At this point I refer readers to Simonsen’s section on animals, in his discussion of Rupert Sheldrake (431 - 442). Instinct in non-human animals is settled science (in a sense). We can’t explain it, but we readily acknowledge that it exists. We ascribe to animals, superpowers that we deny exist in humans. How do migratory birds navigate halfway across the globe? We don’t know how, but we know that they do, and we are working on explanatory hypotheses. Among the interesting examples of animal superpowers discussed in Simonsen’s book are the synchronous coordination of birds flying in flocks and dogs who know when their humans are coming home, even if the humans appear at arbitrary intervals. How do they know? Instinct perhaps.

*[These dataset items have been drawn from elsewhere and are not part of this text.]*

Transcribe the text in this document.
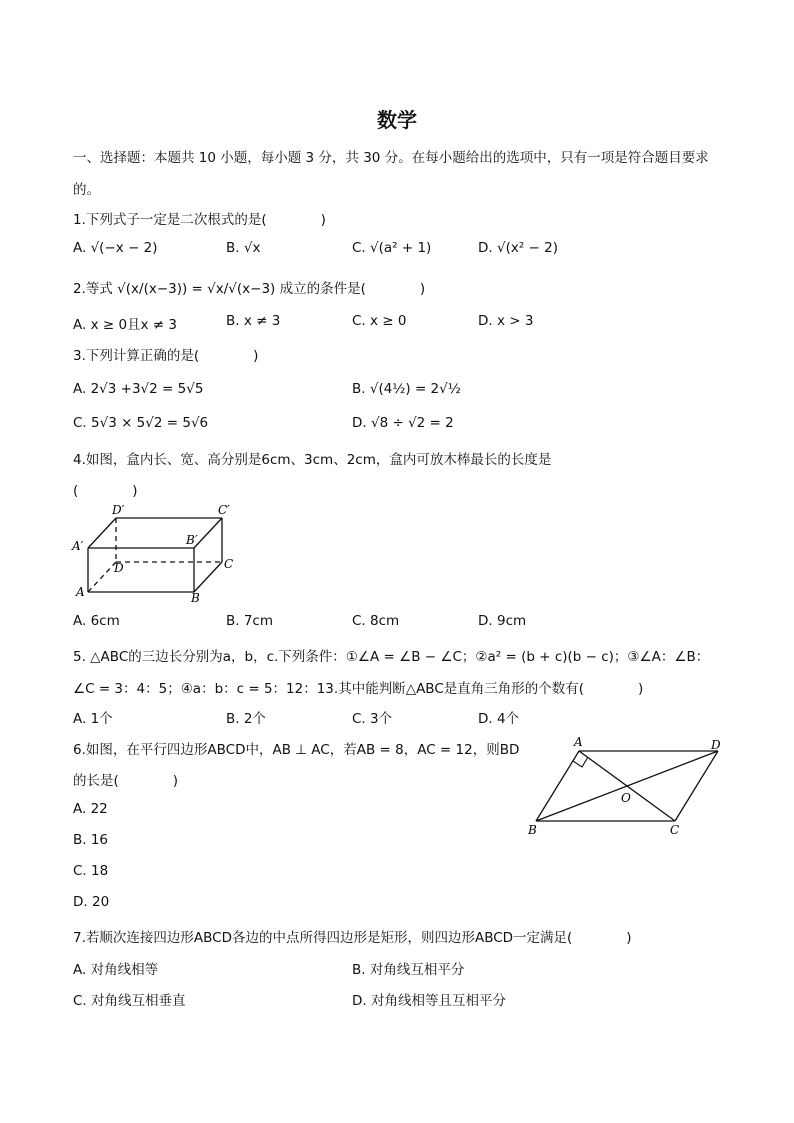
数学
一、选择题：本题共 10 小题，每小题 3 分，共 30 分。在每小题给出的选项中，只有一项是符合题目要求
的。
1.下列式子一定是二次根式的是(　　　　)
A. √(−x − 2)	B. √x	C. √(a² + 1)	D. √(x² − 2)
2.等式 √(x/(x−3)) = √x/√(x−3) 成立的条件是(　　　　)
A. x ≥ 0且x ≠ 3	B. x ≠ 3	C. x ≥ 0	D. x > 3
3.下列计算正确的是(　　　　)
A. 2√3 +3√2 = 5√5	B. √(4½) = 2√½
C. 5√3 × 5√2 = 5√6	D. √8 ÷ √2 = 2
4.如图，盒内长、宽、高分别是6cm、3cm、2cm，盒内可放木棒最长的长度是
(　　　　)
D′	C′
A′	B′
D	C
A	B
A. 6cm	B. 7cm	C. 8cm	D. 9cm
5. △ABC的三边长分别为a，b，c.下列条件：①∠A = ∠B − ∠C；②a² = (b + c)(b − c)；③∠A：∠B：
∠C = 3：4：5；④a：b：c = 5：12：13.其中能判断△ABC是直角三角形的个数有(　　　　)
A. 1个	B. 2个	C. 3个	D. 4个
6.如图，在平行四边形ABCD中，AB ⊥ AC，若AB = 8，AC = 12，则BD
的长是(　　　　)
A	D
O
B	C
A. 22
B. 16
C. 18
D. 20
7.若顺次连接四边形ABCD各边的中点所得四边形是矩形，则四边形ABCD一定满足(　　　　)
A. 对角线相等	B. 对角线互相平分
C. 对角线互相垂直	D. 对角线相等且互相平分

So, I’m positing instinct, a known scientific “quantity” in lieu of the Gordian knot of consciousness. However, I’d also like to suggest that non-human instinct is not a lower or more “basic” faculty than human consciousness. Evidence from human cultural history suggests that various types of communication technologies are in a trade-off relationship. Just as Internet literacy (en masse) has compromised reading and writing skills, and writing compromised speech communication skills and the arts of memory, so too, human language and other early technologies may have compromised paranormal communication ability.

Ancient, old-world, and new-age mysticisms generally express the desire of human beings to transcend their humanity and become gods. Shamanic cultures, conversely, become animal. Hmm.